Gray was also competing in the BBQ cookoff but said he couldn’t divulge his secret recipe. Whatever that secret, it was a good one, as Gray claimed first place in the competition.
Coming in second place was Lyle Sacco who also competed in last year’s event.
“The secret is just doing it old school with oak wood and time,” said Sacco. He and his team set up around 11 p.m. the evening before the competition and got their two pig halves on the cooker around 2 a.m.
“I finish it off with a secret sauce that we make, vinegar based,” he said.
“It’s cool to see it growing more and to see all the variety of people coming out. It’s great that we can all just come together and celebrate the things we have in common. Coming together around food, everybody can come together around food,” Sacco added about the Juneteenth celebration.
Claiming third place in the BBQ cookoff was Brett Welborn who said the secret to his sauce was locally-made kudzu jelly.
Kim Alley, a first time competitor in Elkin, travelled from Charlotte to take part in the event. Alley said her father, a WWII veteran, operated a catering business for much of his career.
“As a child I went to him with all the catering events,” she said. “I was his little shadow.”
Alley’s father Paul Alley passed away in 2015 and she said she wanted to compete in the cook off in his memory. Her array of different sauces were all family recipes handed down to her.
This year’s competition featured five competitors with eight 75-pound pigs served to guests beginning at 3 p.m.
The celebration began at 11 a.m., but Bridge of Unity CEO Sly Best said the afternoon is what things got “electrifying.”
“I’m loving it,” he said of the event early in the afternoon.
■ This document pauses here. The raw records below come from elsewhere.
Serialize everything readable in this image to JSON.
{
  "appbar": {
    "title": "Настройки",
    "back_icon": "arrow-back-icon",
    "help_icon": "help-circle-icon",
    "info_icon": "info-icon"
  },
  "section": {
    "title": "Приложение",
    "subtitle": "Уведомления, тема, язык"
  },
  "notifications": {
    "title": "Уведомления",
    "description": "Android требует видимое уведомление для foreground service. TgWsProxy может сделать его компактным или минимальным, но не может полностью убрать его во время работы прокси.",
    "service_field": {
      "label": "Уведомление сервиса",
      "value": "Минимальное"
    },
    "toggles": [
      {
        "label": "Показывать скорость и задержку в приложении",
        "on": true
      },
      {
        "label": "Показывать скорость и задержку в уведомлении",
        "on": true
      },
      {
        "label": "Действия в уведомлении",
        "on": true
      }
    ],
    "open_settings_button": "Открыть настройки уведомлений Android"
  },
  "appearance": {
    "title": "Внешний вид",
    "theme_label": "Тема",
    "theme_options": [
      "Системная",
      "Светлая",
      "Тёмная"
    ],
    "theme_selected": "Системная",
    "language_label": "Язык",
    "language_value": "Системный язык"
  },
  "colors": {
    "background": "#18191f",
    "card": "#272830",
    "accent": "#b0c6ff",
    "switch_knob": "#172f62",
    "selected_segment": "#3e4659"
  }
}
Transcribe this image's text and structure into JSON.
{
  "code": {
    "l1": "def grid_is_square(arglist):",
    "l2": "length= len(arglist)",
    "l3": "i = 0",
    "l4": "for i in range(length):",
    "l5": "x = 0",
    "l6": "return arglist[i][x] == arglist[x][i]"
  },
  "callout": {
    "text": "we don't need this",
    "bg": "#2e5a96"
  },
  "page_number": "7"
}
Things really heated up by late afternoon as tasters began enjoying the BBQ and New Orleans band Retro Punkz took the stage.
“We’re going to show Elkin what it’s like to be in New Orleans,” said Best.
Bridge of Unity President Greg Brewer called it “an amazing day.” On Monday following the celebration he said he was still on a high from all the love that was felt during the event.
“It definitely exemplifies our mission and what we want to do with the organization,” he said. “It just made our hearts feel so good.”
Brewer said they hope the event will continue to grow each year.
“We’re behind nothing but positivity and we hope people see the love and the beautiful atmosphere and that it brings more people out to enjoy it with us,” he said.